In the sprit of Is there anything in Freudian psychoanalytic theory that is scientifically sound? I want to ask the same question about the works of Carl Jung, because I know even less about them. Wikipedia has a short paragraph about his legacy, which is mostly about how cited he was (and that does not, alas, entail much how correct his ideas ultimately were), which mentions MBTI as a concrete offshoot of Jung's ideas. I know MBTI was mostly superseded as personality theory. In an blog discussing the latter matter, John A. Johnson (prof of psychology at Penn State) says of the wider Jungian works
Jung's scientifically dubious ideas about archetypes, alchemy, synchronicity, the collective unconscious, the paranormal, and so forth are irrelevant to his theory of psychological types.
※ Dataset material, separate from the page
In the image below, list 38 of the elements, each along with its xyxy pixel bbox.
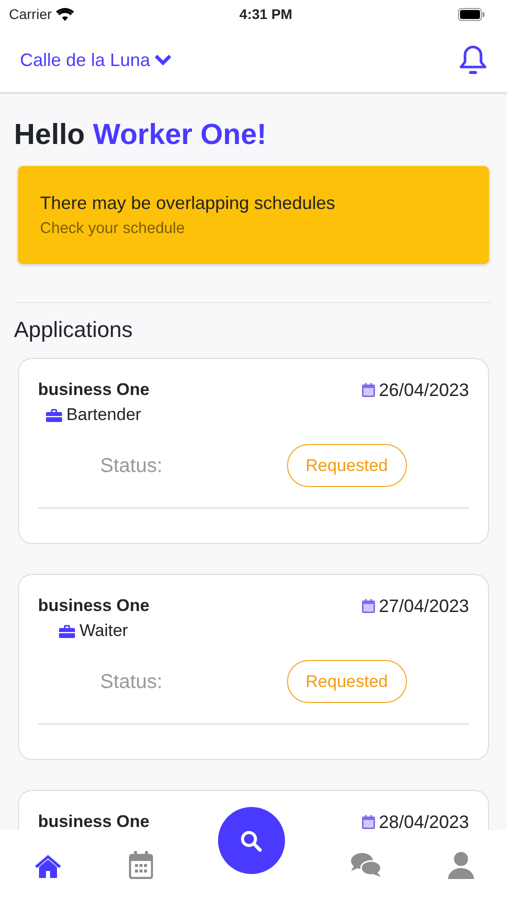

Jung's theory of types gave us the concepts of introversion and extraversion, which modern, scientific personality psychologists are perfectly happy to use today.
Does this mostly summarize Jung's legacy? I know there have been entire books on his works like The Handbook of Jungian Psychology, but I don't want to read all that to come to a conclusion. Also it seems that book has a single review in the Journal of Analytical Psychology, which looks like an in-house thing; nevertheless the review (by psychoanalyst Joseph Reppen) says:
Although psychology is one of the most popular American majors, Freud, Jung, and depth psychology are rarely present or are marginalized in introductory psychology texts. As one colleague remarked to me, if Freud gets a page, Jung gets a paragraph. And that paragraph probably includes a short comment about extrovert-introvert–case closed.
Which kinda mirrors what Johnson wrote, but with a bitter tone. The rest of the review is book-oriented, but Reppen seems to me to fail to make a clear case what else is important, legacy-wise in Jung's work. So, are there other reasonably concise takes on Jung's scientific legacy? And do they agree or disagree with Johnson's take on that?